Milagres em meio à tragédia: Dois meninos de 11 anos resgatados após dias sob os escombros na Venezuela
Resgate de crianças após terremoto na Venezuela gera esperança em meio ao caos.
Moises, um menino de 11 anos, foi resgatado após ficar preso sob os escombros por vários dias. Um vídeo que circulou nas redes sociais mostra o momento emocionante em que ele é retirado dos destroços, com os olhos protegidos do sol, enquanto os socorristas aplaudem.
Logo após o resgate de Moises, a presidente interina da Venezuela, Delcy Rodríguez, anunciou a recuperação de outro menino da mesma idade, que foi encontrado em uma operação de resgate na cidade de Caraballeda.
Mais de 72 horas se passaram desde o primeiro terremoto, mas os socorristas permanecem otimistas, acreditando que ainda há sobreviventes sob os escombros, especialmente aqueles que podem ter acesso a água e alimentos.
Os terremotos, que ocorreram com apenas 39 segundos de intervalo, causaram o colapso de centenas de edifícios, deixando muitas pessoas presas. Famílias desesperadas estão escavando os destroços com as próprias mãos na esperança de encontrar seus entes queridos.
Relatos de sobreviventes indicam que alguns ainda conseguem ouvir vozes pedindo ajuda, mas a remoção das pesadas placas de concreto tem sido um desafio. A chegada de maquinário pesado é aguardada com ansiedade.
Resgates desafiadores
A Unidade Nacional de Gestão de Risco de Desastres (UNGRD) informou que Moises estava soterrado sob cerca de 3 metros de escombros. A equipe de resgate trabalhou por seis horas para alcançá-lo, em uma operação que exigiu precisão e cautela.

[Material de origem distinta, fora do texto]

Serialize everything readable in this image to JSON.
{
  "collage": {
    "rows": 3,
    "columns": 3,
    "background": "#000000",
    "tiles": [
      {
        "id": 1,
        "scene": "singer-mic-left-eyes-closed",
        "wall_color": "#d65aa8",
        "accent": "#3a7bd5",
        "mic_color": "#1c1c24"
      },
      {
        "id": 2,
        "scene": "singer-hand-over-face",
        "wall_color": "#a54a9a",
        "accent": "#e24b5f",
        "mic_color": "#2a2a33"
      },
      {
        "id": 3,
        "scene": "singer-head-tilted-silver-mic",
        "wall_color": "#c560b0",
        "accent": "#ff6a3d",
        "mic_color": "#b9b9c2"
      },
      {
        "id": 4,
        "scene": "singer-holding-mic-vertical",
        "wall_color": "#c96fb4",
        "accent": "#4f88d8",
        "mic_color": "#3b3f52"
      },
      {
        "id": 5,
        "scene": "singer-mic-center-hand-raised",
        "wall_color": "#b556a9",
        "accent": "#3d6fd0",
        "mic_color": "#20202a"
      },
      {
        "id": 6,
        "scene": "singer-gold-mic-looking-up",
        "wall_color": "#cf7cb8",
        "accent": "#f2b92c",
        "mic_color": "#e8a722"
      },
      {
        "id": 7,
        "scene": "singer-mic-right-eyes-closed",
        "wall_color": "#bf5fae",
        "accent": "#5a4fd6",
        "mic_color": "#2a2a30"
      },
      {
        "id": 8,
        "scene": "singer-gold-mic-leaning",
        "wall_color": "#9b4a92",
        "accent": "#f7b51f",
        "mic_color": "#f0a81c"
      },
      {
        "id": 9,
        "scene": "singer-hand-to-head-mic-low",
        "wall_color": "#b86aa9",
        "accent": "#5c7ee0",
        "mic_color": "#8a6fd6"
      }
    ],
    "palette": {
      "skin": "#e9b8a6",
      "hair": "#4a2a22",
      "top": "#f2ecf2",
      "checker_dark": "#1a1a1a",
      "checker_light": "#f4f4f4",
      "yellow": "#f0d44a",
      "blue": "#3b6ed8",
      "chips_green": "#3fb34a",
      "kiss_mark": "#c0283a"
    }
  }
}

Durante a operação, um socorrista relatou que o menino foi encontrado próximo de sua irmã e mãe, que não sobreviveram ao desastre. O resgate do segundo menino, também de 11 anos, foi registrado em um vídeo publicado por Rodríguez.
“Nestas horas, cada vida é esperança para a Venezuela”, declarou Rodríguez.
A região costeira de La Guaira, onde Caraballeda está localizada, foi uma das mais afetadas. Os esforços de resgate têm sido complicados por tremores secundários, que aumentam o medo entre os moradores.
“Para ser sincero, isso deixa a pessoa meio nervosa. Qualquer barulho… horrível”, disse um motorista local sobre a situação.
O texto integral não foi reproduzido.